Sujetándome con un brazo, agitó la mano en el aire delante de nosotros. La nube de humo rojo volvió y se transformó en un imponente par de mandíbulas que gruñían. Luché con fuerza renovada, pero Cortez se las ingenió para no soltarme y obligarme a mirar. El humo se retorció y se transformó en algo que parecía un dragón, con colmillos, lengua bífida y ojos de los que brotaba fuego. Entonces el dragón desapareció y se convirtió una vez más en el perrodemonio, que babeaba y se agitaba como si estuviera sujeto por una correa muy corta.
– Es una alucinación -dijo él-. Un conjuro. Magia de pacotilla. Gabriel Sandford los instaló en todas las salidas. Mira, Savannah está a salvo y nos espera…

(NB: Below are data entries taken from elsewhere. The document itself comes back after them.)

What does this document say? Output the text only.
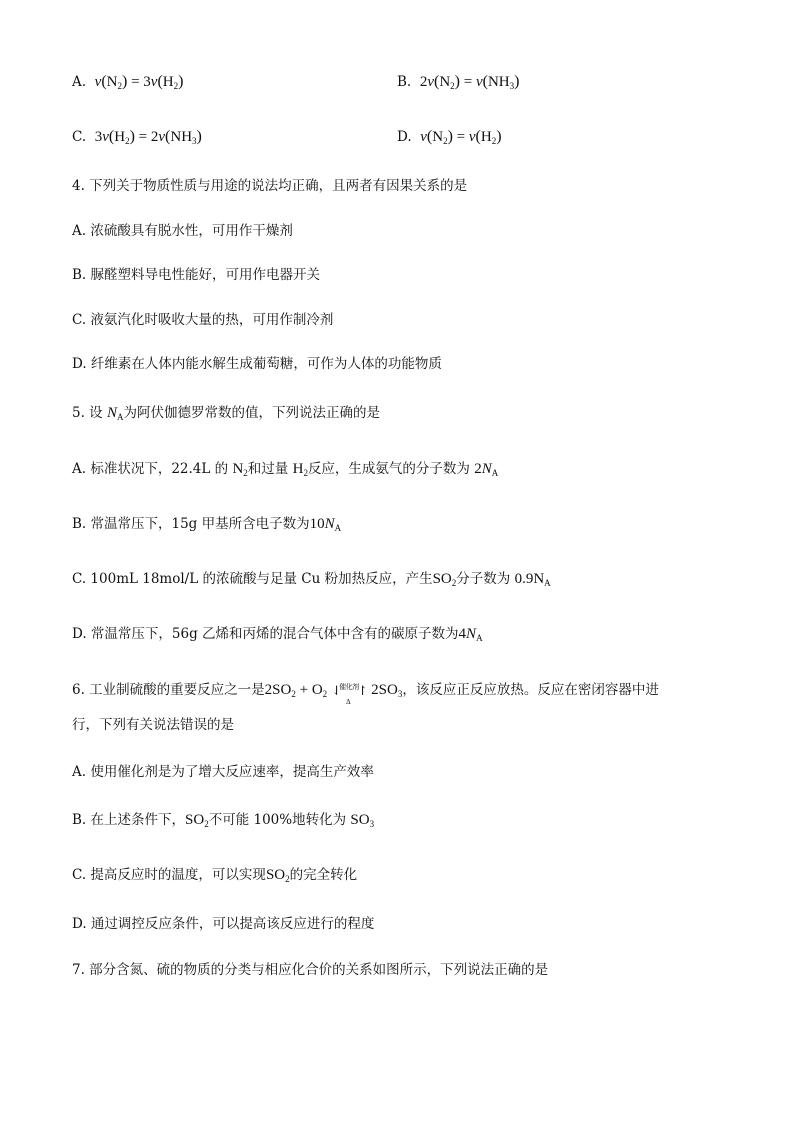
A. $v(N_2) = 3v(H_2)$	B. $2v(N_2) = v(NH_3)$
C. $3v(H_2) = 2v(NH_3)$	D. $v(N_2) = v(H_2)$
4. 下列关于物质性质与用途的说法均正确，且两者有因果关系的是
A. 浓硫酸具有脱水性，可用作干燥剂
B. 脲醛塑料导电性能好，可用作电器开关
C. 液氨汽化时吸收大量的热，可用作制冷剂
D. 纤维素在人体内能水解生成葡萄糖，可作为人体的功能物质
5. 设 $N_A$为阿伏伽德罗常数的值，下列说法正确的是
A. 标准状况下，22.4L 的 $N_2$和过量 $H_2$反应，生成氨气的分子数为 $2N_A$
B. 常温常压下，15g 甲基所含电子数为$10N_A$
C. 100mL 18mol/L 的浓硫酸与足量 Cu 粉加热反应，产生$SO_2$分子数为 $0.9N_A$
D. 常温常压下，56g 乙烯和丙烯的混合气体中含有的碳原子数为$4N_A$
6. 工业制硫酸的重要反应之一是$2SO_2 + O_2$
催化剂
⇃ ↾
Δ
$2SO_3$，该反应正反应放热。反应在密闭容器中进
行，下列有关说法错误的是
A. 使用催化剂是为了增大反应速率，提高生产效率
B. 在上述条件下，$SO_2$不可能 100%地转化为 $SO_3$
C. 提高反应时的温度，可以实现$SO_2$的完全转化
D. 通过调控反应条件，可以提高该反应进行的程度
7. 部分含氮、硫的物质的分类与相应化合价的关系如图所示，下列说法正确的是
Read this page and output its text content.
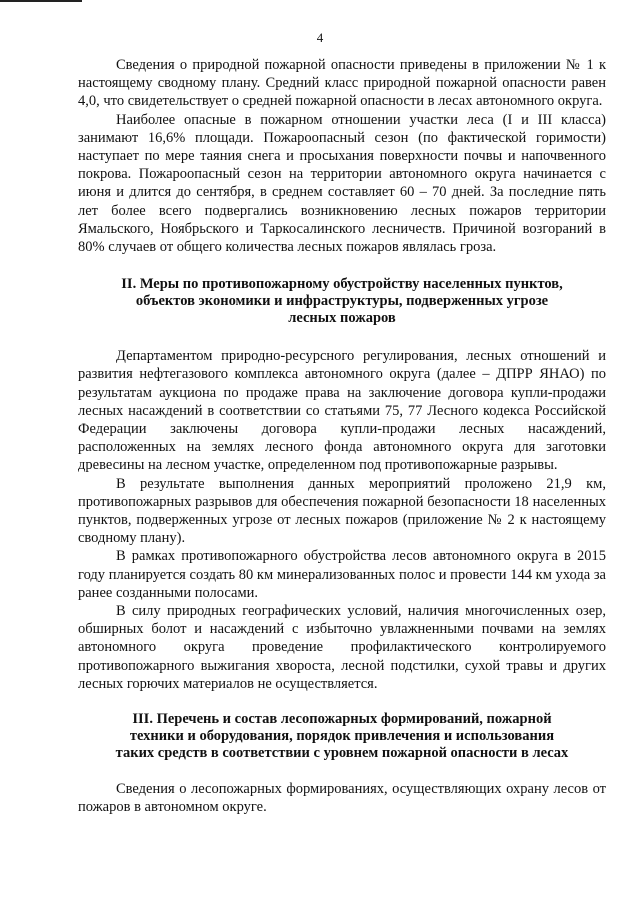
4

Сведения о природной пожарной опасности приведены в приложении № 1 к настоящему сводному плану. Средний класс природной пожарной опасности равен 4,0, что свидетельствует о средней пожарной опасности в лесах автономного округа.

Наиболее опасные в пожарном отношении участки леса (I и III класса) занимают 16,6% площади. Пожароопасный сезон (по фактической горимости) наступает по мере таяния снега и просыхания поверхности почвы и напочвенного покрова. Пожароопасный сезон на территории автономного округа начинается с июня и длится до сентября, в среднем составляет 60 – 70 дней. За последние пять лет более всего подвергались возникновению лесных пожаров территории Ямальского, Ноябрьского и Таркосалинского лесничеств. Причиной возгораний в 80% случаев от общего количества лесных пожаров являлась гроза.

II. Меры по противопожарному обустройству населенных пунктов,
объектов экономики и инфраструктуры, подверженных угрозе
лесных пожаров

Департаментом природно-ресурсного регулирования, лесных отношений и развития нефтегазового комплекса автономного округа (далее – ДПРР ЯНАО) по результатам аукциона по продаже права на заключение договора купли-продажи лесных насаждений в соответствии со статьями 75, 77 Лесного кодекса Российской Федерации заключены договора купли-продажи лесных насаждений, расположенных на землях лесного фонда автономного округа для заготовки древесины на лесном участке, определенном под противопожарные разрывы.

В результате выполнения данных мероприятий проложено 21,9 км, противопожарных разрывов для обеспечения пожарной безопасности 18 населенных пунктов, подверженных угрозе от лесных пожаров (приложение № 2 к настоящему сводному плану).

В рамках противопожарного обустройства лесов автономного округа в 2015 году планируется создать 80 км минерализованных полос и провести 144 км ухода за ранее созданными полосами.

В силу природных географических условий, наличия многочисленных озер, обширных болот и насаждений с избыточно увлажненными почвами на землях автономного округа проведение профилактического контролируемого противопожарного выжигания хвороста, лесной подстилки, сухой травы и других лесных горючих материалов не осуществляется.

III. Перечень и состав лесопожарных формирований, пожарной
техники и оборудования, порядок привлечения и использования
таких средств в соответствии с уровнем пожарной опасности в лесах

Сведения о лесопожарных формированиях, осуществляющих охрану лесов от пожаров в автономном округе.
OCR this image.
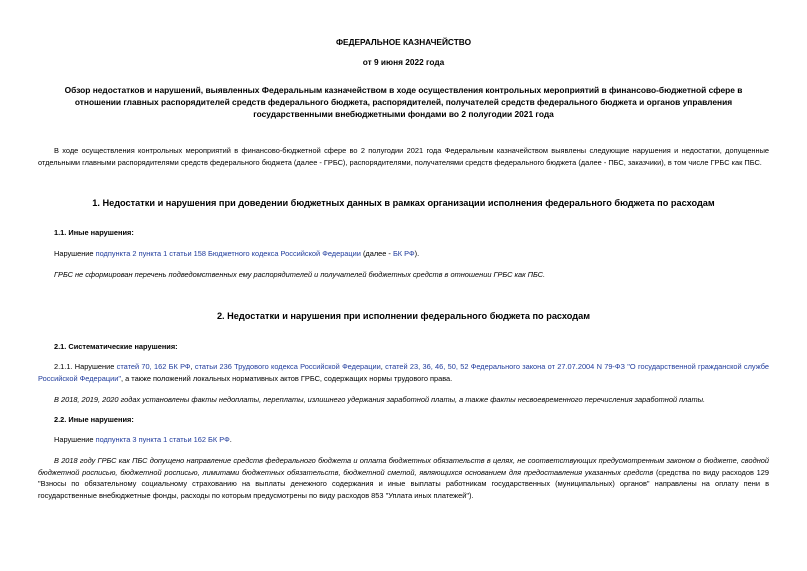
ФЕДЕРАЛЬНОЕ КАЗНАЧЕЙСТВО
от 9 июня 2022 года
Обзор недостатков и нарушений, выявленных Федеральным казначейством в ходе осуществления контрольных мероприятий в финансово-бюджетной сфере в отношении главных распорядителей средств федерального бюджета, распорядителей, получателей средств федерального бюджета и органов управления государственными внебюджетными фондами во 2 полугодии 2021 года
В ходе осуществления контрольных мероприятий в финансово-бюджетной сфере во 2 полугодии 2021 года Федеральным казначейством выявлены следующие нарушения и недостатки, допущенные отдельными главными распорядителями средств федерального бюджета (далее - ГРБС), распорядителями, получателями средств федерального бюджета (далее - ПБС, заказчики), в том числе ГРБС как ПБС.
1. Недостатки и нарушения при доведении бюджетных данных в рамках организации исполнения федерального бюджета по расходам
1.1. Иные нарушения:
Нарушение подпункта 2 пункта 1 статьи 158 Бюджетного кодекса Российской Федерации (далее - БК РФ).
ГРБС не сформирован перечень подведомственных ему распорядителей и получателей бюджетных средств в отношении ГРБС как ПБС.
2. Недостатки и нарушения при исполнении федерального бюджета по расходам
2.1. Систематические нарушения:
2.1.1. Нарушение статей 70, 162 БК РФ, статьи 236 Трудового кодекса Российской Федерации, статей 23, 36, 46, 50, 52 Федерального закона от 27.07.2004 N 79-ФЗ "О государственной гражданской службе Российской Федерации", а также положений локальных нормативных актов ГРБС, содержащих нормы трудового права.
В 2018, 2019, 2020 годах установлены факты недоплаты, переплаты, излишнего удержания заработной платы, а также факты несвоевременного перечисления заработной платы.
2.2. Иные нарушения:
Нарушение подпункта 3 пункта 1 статьи 162 БК РФ.
В 2018 году ГРБС как ПБС допущено направление средств федерального бюджета и оплата бюджетных обязательств в целях, не соответствующих предусмотренным законом о бюджете, сводной бюджетной росписью, бюджетной росписью, лимитами бюджетных обязательств, бюджетной сметой, являющихся основанием для предоставления указанных средств (средства по виду расходов 129 "Взносы по обязательному социальному страхованию на выплаты денежного содержания и иные выплаты работникам государственных (муниципальных) органов" направлены на оплату пени в государственные внебюджетные фонды, расходы по которым предусмотрены по виду расходов 853 "Уплата иных платежей").
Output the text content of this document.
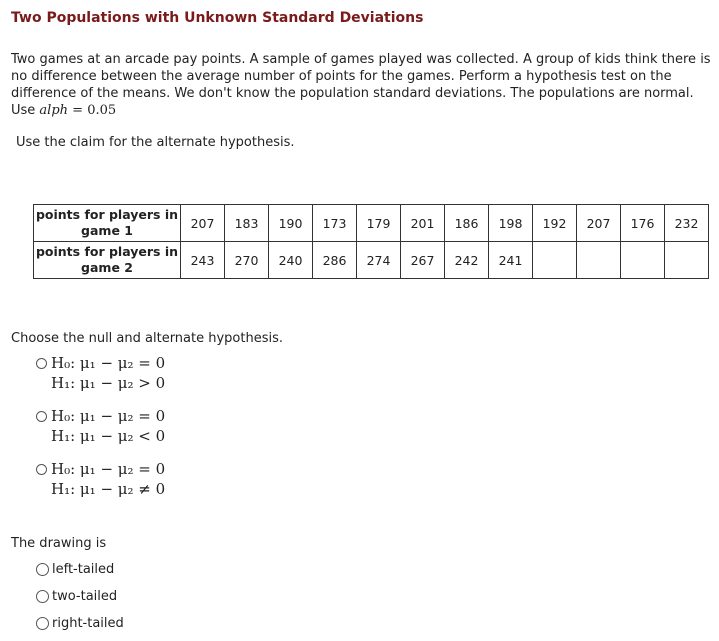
Two Populations with Unknown Standard Deviations
Two games at an arcade pay points. A sample of games played was collected. A group of kids think there is no difference between the average number of points for the games. Perform a hypothesis test on the difference of the means. We don't know the population standard deviations. The populations are normal.
Use alph = 0.05
Use the claim for the alternate hypothesis.
points for players in game 1	207	183	190	173	179	201	186	198	192	207	176	232
points for players in game 2	243	270	240	286	274	267	242	241				
Choose the null and alternate hypothesis.
H₀: μ₁ − μ₂ = 0
H₁: μ₁ − μ₂ > 0
H₀: μ₁ − μ₂ = 0
H₁: μ₁ − μ₂ < 0
H₀: μ₁ − μ₂ = 0
H₁: μ₁ − μ₂ ≠ 0
The drawing is
left-tailed
two-tailed
right-tailed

Lo empujé y corrí en la dirección opuesta. Delante de mí, una forma emergió de un pasillo. No reduje la marcha, sólo extendí las manos, lista para hacer a un lado a esa persona. Entonces giró hacia mí. Era un hombre, desnudo, cuya piel pálida resplandecía en esa tenue luz. Le faltaba la parte superior de la cabeza. Tenía el torso cortado en forma de Y, desde los hombros hasta el pecho y la pelvis. Alcanzaba a verle las costillas rotas. Cuando dio un paso adelante algo cayó de su pecho y golpeó el suelo. Sus labios se entreabrieron y me miró. Yo lancé un grito.
Cortez cerró las manos alrededor de mi cintura. Me levantó por el aire y me arrastró hacia la entrada. Cuando llegamos al lugar donde habíamos forcejeado antes, el dragón reapareció. Cerré los ojos y luché con más fuerza.